Thursday, May 1, 2014

Artistic Pursuits Review

ARTistic Pursuits Review
Through our many years of homeschooling, we have done countless arts and crafts projects. We have also used some ARTistic Pursuits books. When given the opportunity to review ARTistic Pursuits once again, I almost declined, until I saw that Brenda Ellis has two new books: Sculpture Technique: Model and Sculpture Technique: Construct. The Model book deals with clay, putty, and fiber. Since we have done so much with clay before, I requested Sculpture Technique: Construct. This book is recommended for students who are in upper elementary through high school (ages 11-18). It is 83 pages long and retails for $47.95. It comes as a spiral-bound paperback.

ARTistic Pursuits Review

These are not your typical sculpture art lessons. When I think sculpture for student art lessons, I think clay, maybe wire, but these lessons are about making paper and using that paper to create sculptures. It teaches sculpting out of cardboard, papier-mâché, and creating volume with wire.

I chose to work through the first unit, Creating Form in Papermaking, with my son who is in tenth grade. He enjoys art and working with his hands, so I figured this would be a new way for him to experience art. I made the decision to not do this review with my other children, who are 14 and 12, based on the seeming complexity of the projects when I first looked it over.

At the bottom of the table of contents is a supply list. One of the supplies is a papermaking dip handmold kit that allows you to make your own paper. Since we already had a paper recycling kit with much of the same equipment, we used that instead of going to the added expense. I did purchase a packet of construction paper so that he'd have many different colors available to him and wire for one of the projects we were to do.
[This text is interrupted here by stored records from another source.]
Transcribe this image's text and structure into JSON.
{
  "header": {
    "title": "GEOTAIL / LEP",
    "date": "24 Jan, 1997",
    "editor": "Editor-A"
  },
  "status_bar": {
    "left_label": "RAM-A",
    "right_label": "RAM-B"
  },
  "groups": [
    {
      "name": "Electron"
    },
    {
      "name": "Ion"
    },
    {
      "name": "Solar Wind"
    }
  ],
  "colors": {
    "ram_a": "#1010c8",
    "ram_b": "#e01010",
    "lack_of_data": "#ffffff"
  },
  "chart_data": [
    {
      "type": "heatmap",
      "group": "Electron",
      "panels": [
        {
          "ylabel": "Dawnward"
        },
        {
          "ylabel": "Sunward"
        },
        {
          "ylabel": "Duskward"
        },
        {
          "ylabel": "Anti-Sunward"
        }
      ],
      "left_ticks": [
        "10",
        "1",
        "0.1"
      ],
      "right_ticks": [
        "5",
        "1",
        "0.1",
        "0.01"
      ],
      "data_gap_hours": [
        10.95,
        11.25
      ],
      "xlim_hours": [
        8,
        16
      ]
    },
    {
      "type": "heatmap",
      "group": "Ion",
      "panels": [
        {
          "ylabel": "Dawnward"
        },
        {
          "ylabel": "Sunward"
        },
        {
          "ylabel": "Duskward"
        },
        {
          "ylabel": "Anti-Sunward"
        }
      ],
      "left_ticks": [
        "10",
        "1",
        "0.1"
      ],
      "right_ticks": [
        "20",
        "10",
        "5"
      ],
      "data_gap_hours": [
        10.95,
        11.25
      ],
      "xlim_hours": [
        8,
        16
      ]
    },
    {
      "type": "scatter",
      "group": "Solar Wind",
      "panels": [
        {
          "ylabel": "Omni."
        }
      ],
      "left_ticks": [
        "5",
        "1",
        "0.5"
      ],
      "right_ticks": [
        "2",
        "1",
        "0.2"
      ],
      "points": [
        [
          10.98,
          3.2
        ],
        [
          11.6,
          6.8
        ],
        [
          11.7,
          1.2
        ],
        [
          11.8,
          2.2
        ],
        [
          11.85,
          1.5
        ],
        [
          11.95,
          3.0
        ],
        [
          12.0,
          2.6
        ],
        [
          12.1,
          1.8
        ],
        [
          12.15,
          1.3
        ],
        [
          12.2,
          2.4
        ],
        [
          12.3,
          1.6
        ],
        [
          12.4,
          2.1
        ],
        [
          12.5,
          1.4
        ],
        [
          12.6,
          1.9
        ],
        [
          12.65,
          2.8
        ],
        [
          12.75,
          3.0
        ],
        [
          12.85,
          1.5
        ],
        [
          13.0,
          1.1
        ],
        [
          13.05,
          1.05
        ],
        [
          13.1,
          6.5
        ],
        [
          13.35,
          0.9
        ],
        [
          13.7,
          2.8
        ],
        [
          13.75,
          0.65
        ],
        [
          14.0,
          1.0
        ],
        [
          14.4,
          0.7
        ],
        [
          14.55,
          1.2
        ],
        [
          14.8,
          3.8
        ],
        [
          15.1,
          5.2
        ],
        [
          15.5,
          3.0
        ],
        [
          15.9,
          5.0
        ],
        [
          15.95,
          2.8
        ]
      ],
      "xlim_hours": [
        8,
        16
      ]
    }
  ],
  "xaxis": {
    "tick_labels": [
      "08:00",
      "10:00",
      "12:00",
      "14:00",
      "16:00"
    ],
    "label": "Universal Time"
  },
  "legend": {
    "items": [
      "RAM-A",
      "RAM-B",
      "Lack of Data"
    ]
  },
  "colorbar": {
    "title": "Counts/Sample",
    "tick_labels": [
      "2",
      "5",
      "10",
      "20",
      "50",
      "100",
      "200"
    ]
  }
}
You may be wondering why we had to make our own paper if we were just going to be sculpting with paper. The homemade paper is thicker and has more texture than regular white paper or construction paper. It is quite stiff, as well. My son began by tearing white copy paper and sheets of construction paper. He placed them in bowls of water for 30 minutes and then placed them in a blender with the water. After pulping the paper, he placed it in the pan of the recycling kit and used the mesh and the deckle to pull the pulp out so that it sat atop the screen. He used a sponge to pull as much water out of it as possible and then placed it in the paper presser. This papermaking process was the most tedious part of the entire project. For each new thing he made or different color he wanted to use, he needed to repeat the steps. It took quite a few days to accumulate all the paper he needed.

The first project was a low-relief sculpture. My son did not choose to create the same thing that was in the art book but, instead, made items related to Pokemon, his favorite game. He made a low-relief Pokeball. I did not take a picture of that. I can say that he didn't create it to have much dimension. It was definitely low-relief, perhaps too low for my liking. Of course, now that he knows how to make his own paper, he can recreate his Pokeball so that it has more depth. One of the other projects in the first unit is "Wet Paper Construction" which requires a wire form, or armature, around which wet paper is molded. As you can see, my son created a Pokemon. He found it difficult to mold with the wet paper. He probably could have done a better job stabilizing his wire figure, too. Unfortunately, as I moved it to take a picture, I broke off one of the ears. The figures are fragile once they are dry.

Although my son wasn't terribly excited about how his figures turned out, he said he did like the Sculpture Technique: Construct book. He said it was fun and enjoyable despite the fact that it was time-consuming. I also learned a skill along the way that I didn't have before. Now that we both know how to make our own paper, we can practice more with the water-pulp ratios to make thinner or thicker paper. We can create just about any design of low-relief or sculptures using a wire form.

The lessons are extremely detailed and provide many images (black-and-white and color) to be sure the student understands the steps to be taken. Each unit has an evaluation so that the student can reflect on what they learned and created. Besides instructions for projects, Brenda Ellis teaches so much more. She explains form, low-relief, paper, wire armatures, planes, models, motion in sculpture, additive method, and so on. The third unit has a section on repairing the sculpture, adding a fabric surface, and adding texture.

An interesting article on "The Intersection of Art and Craft" by Daniel D. Ellis is provided at the end of the book along with answers to the evaluation questions. A course description is provided with an explanation of the high-school credits that can be awarded upon successful completion of the art program; there is also a suggested schedule for using this course. Templates are provided for some of the projects.

Seeing as this can be used to obtain high-school credit, I may use this next year, either finish it with my one son or use it in its entirety with my other son who will be in ninth grade next year. I look forward to seeing what models he can create out of cardboard or figures he will imagine out of papier-mâché.

I highly recommend Sculpture Technique: Construct. It provides a unique art experience. Be aware, however, that each project does require time and patience.